Governor Gretchen Whitmer Delivers 1st State of the State Address

Governor Gretchen Whitmer Delivers 1st State of the State Address

LANSING - New Governor Gretchen Whitmer gave her first State of the State address on Tuesday, February 12th. Her first message to the House of Representative as the head of the Executive Branch was one of hope and bipartisanship. She stressed the importance of reaching across the isle to get things done, saying that "the person across the isle is not the enemy. Extreme partisanship is the enemy. Self interest is the enemy." The ideas may be different, but Governor Whitmer stressed that those in the government are all working towards the same goal of a better Michigan.

As expected, the Governor preached many of her campaign promises and slogans, most notably "Fix the Damn Roads." She spoke of comprehensive reform, not just patching up problems.

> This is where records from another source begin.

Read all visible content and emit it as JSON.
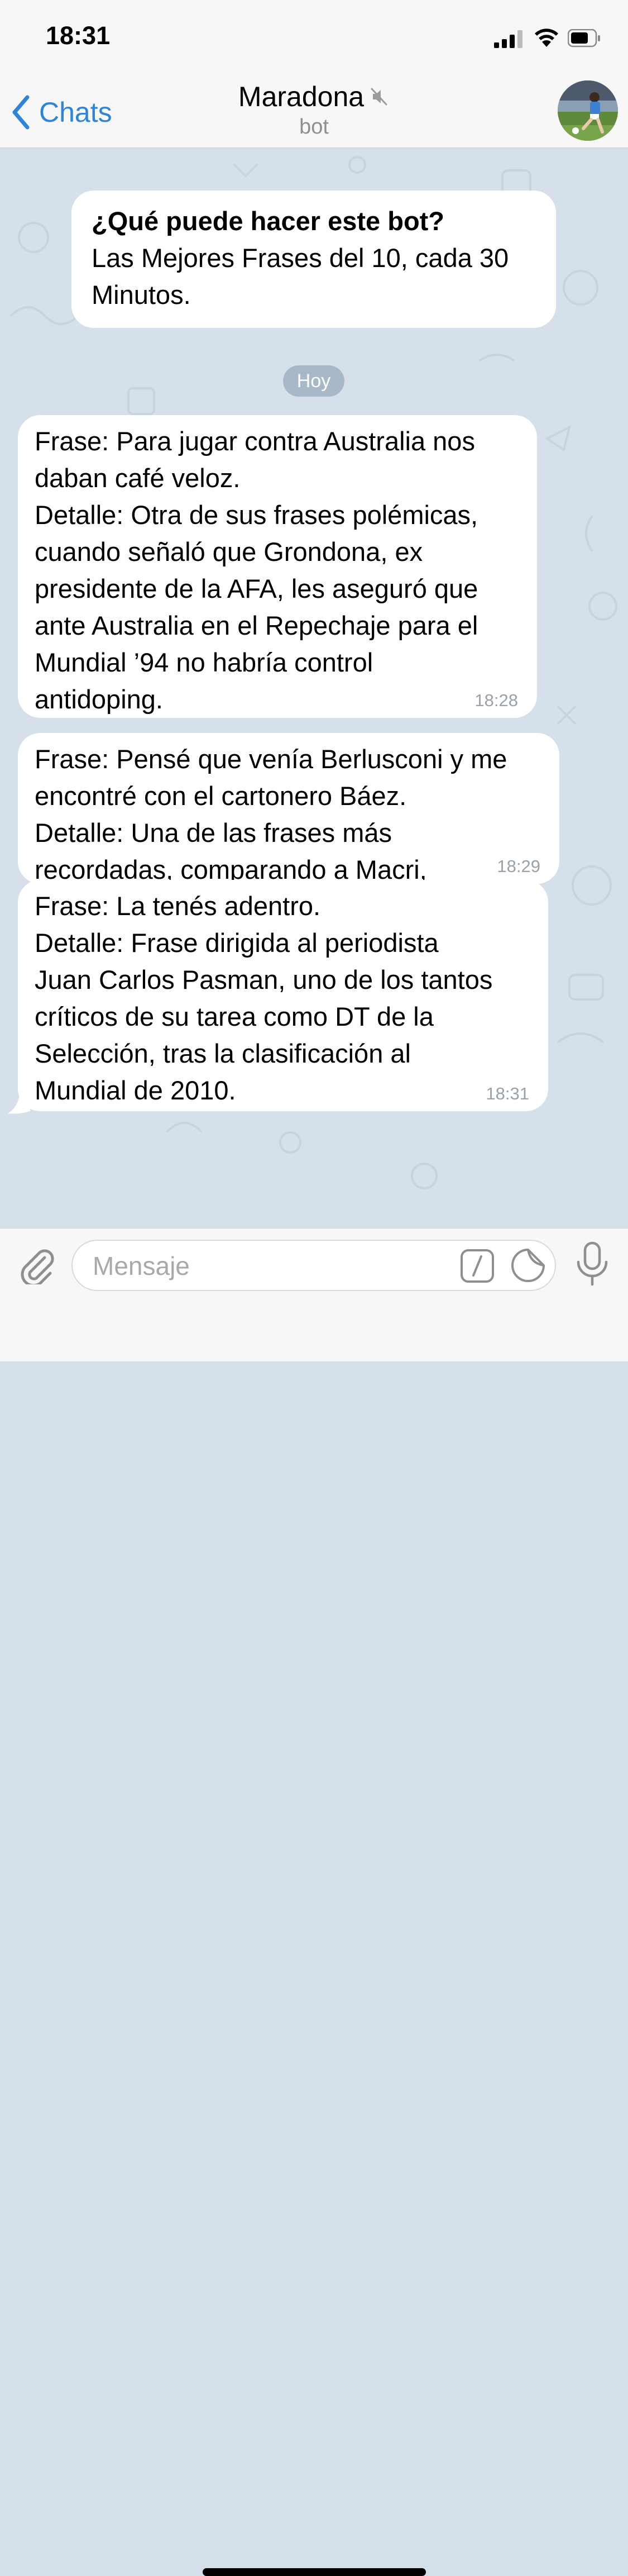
{
  "status_bar": {
    "time": "18:31",
    "icons": [
      "signal-icon",
      "wifi-icon",
      "battery-icon"
    ]
  },
  "nav": {
    "back_label": "Chats",
    "title": "Maradona",
    "subtitle": "bot",
    "muted_icon": "speaker-muted-icon",
    "accent_color": "#2e84d9"
  },
  "chat": {
    "intro": {
      "title": "¿Qué puede hacer este bot?",
      "body": "Las Mejores Frases del 10, cada 30 Minutos."
    },
    "date_label": "Hoy",
    "messages": [
      {
        "text": "Frase: Para jugar contra Australia nos\ndaban café veloz.\nDetalle: Otra de sus frases polémicas,\ncuando señaló que Grondona, ex\npresidente de la AFA, les aseguró que\nante Australia en el Repechaje para el\nMundial ’94 no habría control\nantidoping.",
        "time": "18:28"
      },
      {
        "text": "Frase: Pensé que venía Berlusconi y me\nencontré con el cartonero Báez.\nDetalle: Una de las frases más\nrecordadas, comparando a Macri,\npresidente de Boca, con el cartonero\ndel caso Monzón.",
        "time": "18:29"
      },
      {
        "text": "Frase: La tenés adentro.\nDetalle: Frase dirigida al periodista\nJuan Carlos Pasman, uno de los tantos\ncríticos de su tarea como DT de la\nSelección, tras la clasificación al\nMundial de 2010.",
        "time": "18:31"
      }
    ]
  },
  "input": {
    "placeholder": "Mensaje",
    "icons": [
      "paperclip-icon",
      "command-icon",
      "sticker-icon",
      "microphone-icon"
    ]
  }
}
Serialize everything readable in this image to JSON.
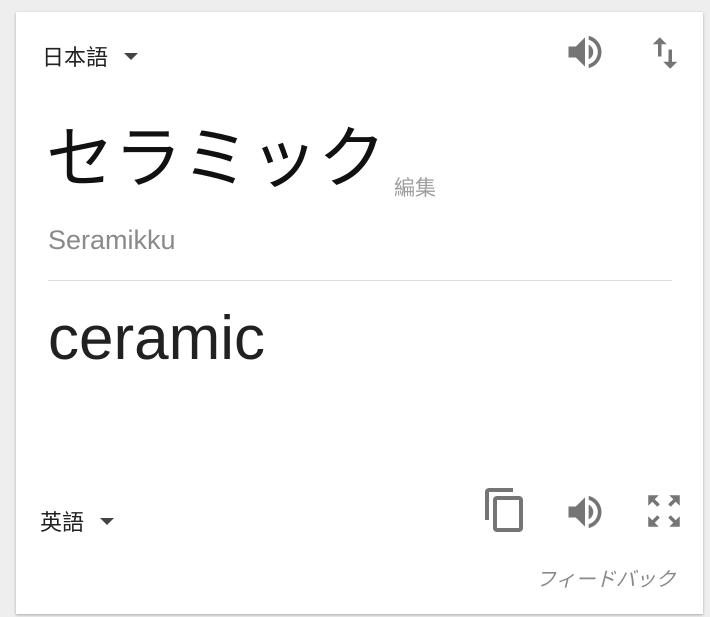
{
  "source": {
    "language": "日本語",
    "text": "セラミック",
    "edit_label": "編集",
    "romanization": "Seramikku"
  },
  "target": {
    "language": "英語",
    "text": "ceramic"
  },
  "feedback_label": "フィードバック",
  "icons": {
    "source_speaker": "speaker-icon",
    "swap": "swap-languages-icon",
    "copy": "copy-icon",
    "target_speaker": "speaker-icon",
    "expand": "fullscreen-icon"
  },
  "colors": {
    "icon": "#757575",
    "text_primary": "#212121",
    "text_secondary": "#8a8a8a"
  }
}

With respect to education, she proposed policy to help students graduate college debt free. For community college, she wants free 2 year programs, while students who attend 4 year universities would receive 2 years of financial assistance as well. It wouldn't just be for those graduating high school, however. Her proposed plan would also allow for those already in the workforce to get their associates degree.

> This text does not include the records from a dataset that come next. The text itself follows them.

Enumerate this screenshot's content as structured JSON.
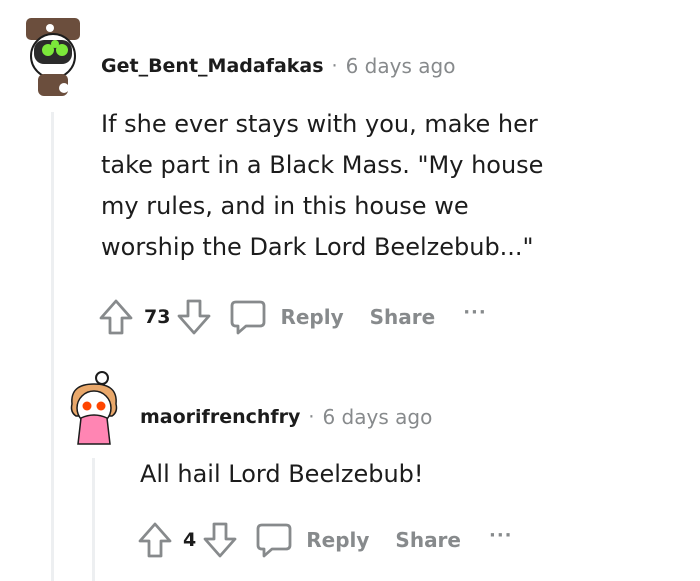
{
  "comments": [
    {
      "username": "Get_Bent_Madafakas",
      "separator": "·",
      "time": "6 days ago",
      "lines": [
        "If she ever stays with you, make her",
        "take part in a Black Mass. \"My house",
        "my rules, and in this house we",
        "worship the Dark Lord Beelzebub...\""
      ],
      "votes": "73",
      "reply_label": "Reply",
      "share_label": "Share",
      "more_label": "···"
    },
    {
      "username": "maorifrenchfry",
      "separator": "·",
      "time": "6 days ago",
      "lines": [
        "All hail Lord Beelzebub!"
      ],
      "votes": "4",
      "reply_label": "Reply",
      "share_label": "Share",
      "more_label": "···"
    }
  ],
  "icons": {
    "upvote": "arrow-up-icon",
    "downvote": "arrow-down-icon",
    "comment": "speech-bubble-icon",
    "more": "ellipsis-icon"
  },
  "colors": {
    "text": "#1c1c1c",
    "muted": "#878a8c",
    "thread_line": "#edeff1",
    "avatar1_bg": "#ffffff",
    "avatar1_hat": "#6b4e3d",
    "avatar1_eyes": "#7be83a",
    "avatar2_hair": "#e9a86b",
    "avatar2_eyes": "#ff4500",
    "avatar2_shirt": "#ff85b3"
  }
}
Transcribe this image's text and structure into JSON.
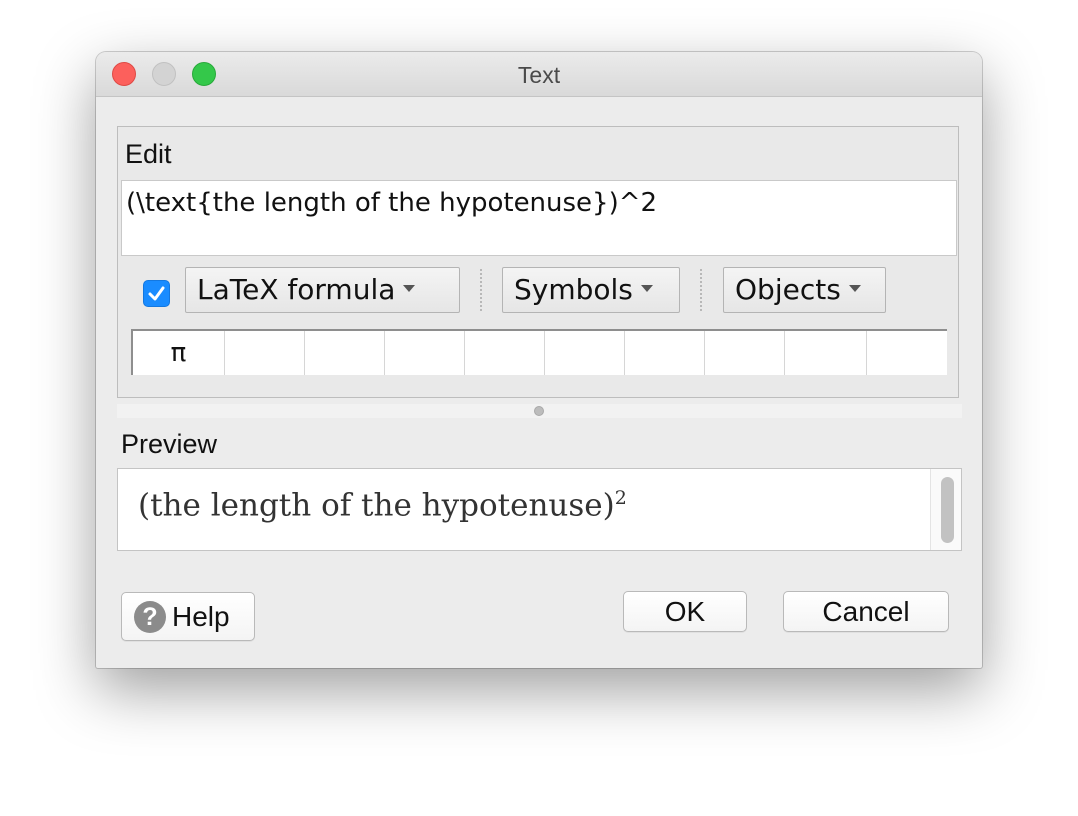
{
  "window": {
    "title": "Text"
  },
  "edit": {
    "label": "Edit",
    "input_value": "(\\text{the length of the hypotenuse})^2",
    "latex_checked": true,
    "latex_label": "LaTeX formula",
    "symbols_label": "Symbols",
    "objects_label": "Objects",
    "symbols": [
      "π",
      "",
      "",
      "",
      "",
      "",
      "",
      "",
      "",
      ""
    ]
  },
  "preview": {
    "label": "Preview",
    "text": "(the length of the hypotenuse)",
    "exponent": "2"
  },
  "buttons": {
    "help": "Help",
    "ok": "OK",
    "cancel": "Cancel"
  },
  "colors": {
    "checkbox": "#1a8cff",
    "close": "#fc605c",
    "maximize": "#34c84a"
  }
}
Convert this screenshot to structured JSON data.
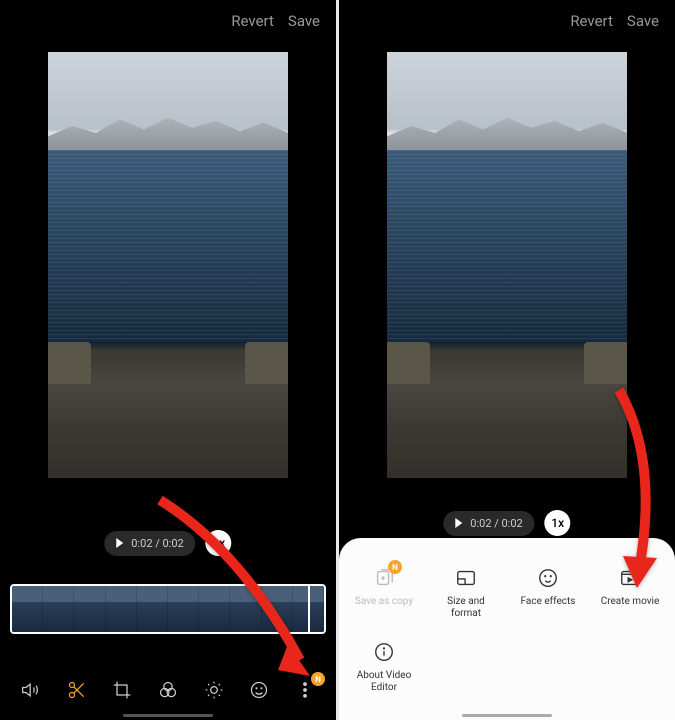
{
  "header": {
    "revert": "Revert",
    "save": "Save"
  },
  "playback": {
    "time": "0:02 / 0:02",
    "speed": "1x"
  },
  "toolbar": {
    "icons": [
      "volume",
      "trim",
      "crop",
      "filters",
      "brightness",
      "emoji",
      "more"
    ],
    "badge": "N"
  },
  "sheet": {
    "items": [
      {
        "key": "save_as_copy",
        "label": "Save as copy",
        "icon": "copy-plus",
        "disabled": true,
        "badge": "N"
      },
      {
        "key": "size_format",
        "label": "Size and format",
        "icon": "aspect",
        "disabled": false
      },
      {
        "key": "face_effects",
        "label": "Face effects",
        "icon": "face",
        "disabled": false
      },
      {
        "key": "create_movie",
        "label": "Create movie",
        "icon": "movie",
        "disabled": false
      },
      {
        "key": "about",
        "label": "About Video Editor",
        "icon": "info",
        "disabled": false
      }
    ]
  },
  "annotations": {
    "arrow_color": "#e8261c"
  }
}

Democratic lawmakers seemed to be very happy with the new Governor's first State of the State address.

23rd District State Senator Curtis Hertel Jr. said that, "I think the governor did a fantastic job. She laid out the problems we have to solve here in the State of Michigan, and a willingness to reach across the isle to get things done."

The same sentiment was echoed by other Democratic Legislators as 4th District State Representative Isaac Robinson added that, "we have to work together to get things done. That's the simple math of the situation."

Republican lawmakers were skeptical about the possibility of cooperation, as 84th District State Representative Phil Green said, "the Governor cannot tell the legislator what to do and then expect the legislator to be bipartisan."

The recent Executive Order that Governor Whitmer wrote was vetoed by congress, thus creating this rift we see now.